A Girl Walks Home Alone at Night
It’s difficult to avoid readings of gender in Ana Lily Amirpour’s A Girl Walks Home Alone at Night. The film bills itself as “the first Iranian vampire Western”, though perhaps “the first Iranian female vampire revenge quest” would be better suited. Nonetheless, this is shot with care and attention; the dialogue is sparse but well implemented, preferring to take a back seat to some masterful sound design and a deliberate construction of atmosphere. Where the film shines is its premise: Nosferatu, in the guise of a young Iranian girl, ladling out judgement and death upon Bad City’s corrupt and opportunistic menfolk.

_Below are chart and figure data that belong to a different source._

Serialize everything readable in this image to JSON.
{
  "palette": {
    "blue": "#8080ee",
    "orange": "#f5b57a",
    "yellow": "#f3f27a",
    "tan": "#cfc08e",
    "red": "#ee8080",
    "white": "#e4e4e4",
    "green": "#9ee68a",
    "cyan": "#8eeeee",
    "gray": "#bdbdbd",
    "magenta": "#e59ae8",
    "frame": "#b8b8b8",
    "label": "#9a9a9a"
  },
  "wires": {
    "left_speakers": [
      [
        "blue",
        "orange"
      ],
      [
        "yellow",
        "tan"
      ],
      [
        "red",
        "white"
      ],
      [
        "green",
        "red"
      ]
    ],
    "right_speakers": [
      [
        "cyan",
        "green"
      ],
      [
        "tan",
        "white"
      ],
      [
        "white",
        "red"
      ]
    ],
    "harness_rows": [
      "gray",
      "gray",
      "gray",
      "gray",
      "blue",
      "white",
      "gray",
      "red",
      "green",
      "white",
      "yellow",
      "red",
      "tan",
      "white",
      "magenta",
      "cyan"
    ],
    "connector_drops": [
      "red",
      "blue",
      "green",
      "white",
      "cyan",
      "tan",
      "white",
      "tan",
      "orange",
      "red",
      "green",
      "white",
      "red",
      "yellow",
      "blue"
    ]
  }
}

The plot follows the story of Arash (Arash Marandi), an implausibly shy and decent, three-quarter-scale James Dean, eking out an uninspiring existence in Bad City while trying to support Hossein, his substance-abusing widowed father. Their plight is exacerbated by local drug lord and bona fide scum-of-the-earth Saeed, who seeks to exploit Hossein’s heroin addiction to keep the grieving family permanently indentured to him. Saeed’s exploits eventually attract the attention of Sheila Vand’s predatory succubus and their confrontation proves to have far-reaching consequences for both Arash and his father. Arash’s encounters with the vampire lead to an understated and sensitively handled romance, though this perhaps proves less interesting than trying to assess Vand’s silent and enigmatic character.
In a nutshell this is reflective of the film’s potential failing: it isn’t especially sure of what it wants to be. Followers of indie, adolescent love stories will be titillated by silent conversations between the two leads, fueled by a fashionable, often diegetic soundtrack. Horror fans will enjoy the film’s scenes of lovingly constructed dread (a moment involving a severed finger is a particular favourite), along with oppressive soundscapes that evoke the terror of a pair of footsteps following closely behind. It isn’t clear how satisfied either camp will be with the film as whole, but it remains that A Girl Walks Home Alone at Night takes a classic piece of traditionally Western mythology and reinterprets it to the point where an Iranian hijab could just as easily be a vampire’s shroud. The movie proves that innovating a cinematically cliched monster, one that has been iterated upon time and again, can still make great cinema when it is handled with intelligence and ambition.
Kyle Cairns
A Girl Walks Home Alone At Night is released in selected cinemas on 22nd May 2015.